Question 8. The sum of three numbers in G.P. is 21 and the sum of their squares is 189. Find the numbers.
Answer:
Given:
Sum of three numbers = 21
Sum of their squares = 189

Step 1: Let the numbers be a, ar and \( ar^2 \).
\( (a)^2 + (ar)^2 + (ar^2)^2 = 189 \)
\( a^2 + a^2r^2 + a^2r^4 = 189 \)

Step 2: Use the sum condition.
\( a + ar + ar^2 = 21 \)
\( (a + ar + ar^2)^2 = 21^2 \)
\( a^2 + a^2r^2 + a^2r^4 + 2a^2r + 2a^2r^3 + 2a^2r^2 = 441 \)
\( 189 + 2ar(a + ar^2 + ar) = 441 \)
\( 2ar \times 21 = 441 - 189 \)
\( 42ar = 252 \)
\( ar = 6 \)

Step 3: Find r.
\( r = \frac{6}{a} \)

Step 4: Substitute back.
\( a + ar + ar^2 = 21 \)
\( a + a \times \frac{6}{a} + a \times \frac{36}{a^2} = 21 \)
\( a + 6 + \frac{36}{a} = 21 \)
\( a^2 + 6a + 36 = 21a \)
\( a^2 - 15a + 36 = 0 \)
\( a^2 - 12a - 3a + 36 = 0 \)
\( a(a - 12) - 3(a - 12) = 0 \)
\( (a - 12)(a - 3) = 0 \)

Either a = 12 or a = 3

Step 5: Find the complete sets.
When a = 12: \( r = \frac{6}{12} = \frac{1}{2} \)
Numbers are: 12, 6, 3

When a = 3: \( r = \frac{6}{3} = 2 \)
Numbers are: 3, 6, 12

In simple words: We found three numbers in G.P. that add to 21. When we square each number and add them, we get 189.
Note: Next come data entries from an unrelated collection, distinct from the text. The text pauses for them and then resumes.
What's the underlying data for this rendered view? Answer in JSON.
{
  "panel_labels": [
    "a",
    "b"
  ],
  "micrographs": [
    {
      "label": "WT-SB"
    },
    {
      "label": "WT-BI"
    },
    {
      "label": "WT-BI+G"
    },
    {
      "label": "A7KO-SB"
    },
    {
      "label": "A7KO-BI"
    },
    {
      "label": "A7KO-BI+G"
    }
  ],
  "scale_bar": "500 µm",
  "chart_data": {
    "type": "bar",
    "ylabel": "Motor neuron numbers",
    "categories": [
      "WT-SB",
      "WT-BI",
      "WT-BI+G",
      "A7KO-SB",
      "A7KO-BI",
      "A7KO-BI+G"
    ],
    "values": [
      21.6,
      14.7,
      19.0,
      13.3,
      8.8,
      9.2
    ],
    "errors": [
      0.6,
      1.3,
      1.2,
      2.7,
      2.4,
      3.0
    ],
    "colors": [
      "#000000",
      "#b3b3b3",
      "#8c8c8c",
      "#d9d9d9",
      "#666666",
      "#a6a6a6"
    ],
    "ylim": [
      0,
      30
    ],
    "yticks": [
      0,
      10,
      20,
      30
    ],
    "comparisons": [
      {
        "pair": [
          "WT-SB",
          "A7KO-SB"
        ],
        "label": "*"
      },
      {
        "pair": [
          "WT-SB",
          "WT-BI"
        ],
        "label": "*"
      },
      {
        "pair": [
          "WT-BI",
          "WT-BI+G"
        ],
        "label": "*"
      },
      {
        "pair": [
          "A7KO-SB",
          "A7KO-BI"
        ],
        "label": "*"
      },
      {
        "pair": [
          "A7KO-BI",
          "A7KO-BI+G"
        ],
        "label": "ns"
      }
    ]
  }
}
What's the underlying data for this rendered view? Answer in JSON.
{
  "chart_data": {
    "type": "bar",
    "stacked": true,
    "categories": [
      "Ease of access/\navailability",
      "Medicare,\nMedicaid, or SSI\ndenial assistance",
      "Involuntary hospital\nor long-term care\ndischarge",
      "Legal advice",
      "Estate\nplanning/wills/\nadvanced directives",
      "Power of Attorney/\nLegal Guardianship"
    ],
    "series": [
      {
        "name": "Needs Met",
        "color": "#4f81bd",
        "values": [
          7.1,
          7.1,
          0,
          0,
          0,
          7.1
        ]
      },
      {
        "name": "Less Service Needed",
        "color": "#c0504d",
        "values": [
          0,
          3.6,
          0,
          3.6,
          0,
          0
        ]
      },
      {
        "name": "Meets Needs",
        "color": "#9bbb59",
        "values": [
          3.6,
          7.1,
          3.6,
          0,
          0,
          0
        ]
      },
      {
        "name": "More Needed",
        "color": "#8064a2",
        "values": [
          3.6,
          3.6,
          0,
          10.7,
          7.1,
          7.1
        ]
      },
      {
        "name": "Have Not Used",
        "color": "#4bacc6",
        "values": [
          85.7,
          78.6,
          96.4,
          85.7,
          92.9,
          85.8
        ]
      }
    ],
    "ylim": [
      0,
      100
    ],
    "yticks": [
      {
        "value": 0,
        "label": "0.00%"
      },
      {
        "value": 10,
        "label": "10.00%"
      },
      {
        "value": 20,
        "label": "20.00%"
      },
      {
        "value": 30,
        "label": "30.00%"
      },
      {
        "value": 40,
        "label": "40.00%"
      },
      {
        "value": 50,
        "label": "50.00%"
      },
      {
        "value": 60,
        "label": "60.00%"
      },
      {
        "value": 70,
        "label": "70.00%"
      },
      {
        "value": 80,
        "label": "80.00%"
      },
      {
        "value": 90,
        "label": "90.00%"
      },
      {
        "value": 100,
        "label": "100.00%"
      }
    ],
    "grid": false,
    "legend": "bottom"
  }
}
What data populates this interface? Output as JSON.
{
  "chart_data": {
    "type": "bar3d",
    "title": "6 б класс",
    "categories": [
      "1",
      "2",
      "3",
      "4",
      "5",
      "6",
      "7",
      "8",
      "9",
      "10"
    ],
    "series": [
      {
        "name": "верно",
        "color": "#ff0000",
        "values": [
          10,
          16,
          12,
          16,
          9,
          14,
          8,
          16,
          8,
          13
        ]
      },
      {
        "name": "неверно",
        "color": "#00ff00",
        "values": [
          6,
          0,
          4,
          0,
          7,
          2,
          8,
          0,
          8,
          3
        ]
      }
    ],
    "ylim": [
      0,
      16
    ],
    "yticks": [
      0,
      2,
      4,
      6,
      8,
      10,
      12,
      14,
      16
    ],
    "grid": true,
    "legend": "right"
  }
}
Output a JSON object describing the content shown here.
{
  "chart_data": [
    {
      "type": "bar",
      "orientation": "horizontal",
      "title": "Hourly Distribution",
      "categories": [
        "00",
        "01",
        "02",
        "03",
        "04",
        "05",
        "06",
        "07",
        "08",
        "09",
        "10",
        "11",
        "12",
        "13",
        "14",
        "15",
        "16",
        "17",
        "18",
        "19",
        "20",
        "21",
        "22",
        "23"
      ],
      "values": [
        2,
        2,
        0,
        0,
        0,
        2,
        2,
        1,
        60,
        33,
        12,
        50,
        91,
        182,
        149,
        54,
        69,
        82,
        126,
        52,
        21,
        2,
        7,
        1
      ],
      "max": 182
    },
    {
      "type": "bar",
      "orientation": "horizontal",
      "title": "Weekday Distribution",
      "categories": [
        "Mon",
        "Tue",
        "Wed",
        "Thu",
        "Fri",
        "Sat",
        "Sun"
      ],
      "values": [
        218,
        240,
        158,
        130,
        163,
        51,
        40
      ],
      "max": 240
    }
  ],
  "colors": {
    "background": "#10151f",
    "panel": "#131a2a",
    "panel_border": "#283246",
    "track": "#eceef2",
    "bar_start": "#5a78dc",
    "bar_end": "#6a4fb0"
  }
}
📝 Teacher's Note: Show students that squaring the sum gives us extra terms with 2ar. This is the key step. Use the identity \( (a+b+c)^2 = a^2 + b^2 + c^2 + 2ab + 2bc + 2ca \).

🎯 Exam Tip: Always expand \( (a + ar + ar^2)^2 \) carefully. Write each step clearly. The term 2ar appears three times, so factor it out as \( 2ar(a + ar + ar^2) \).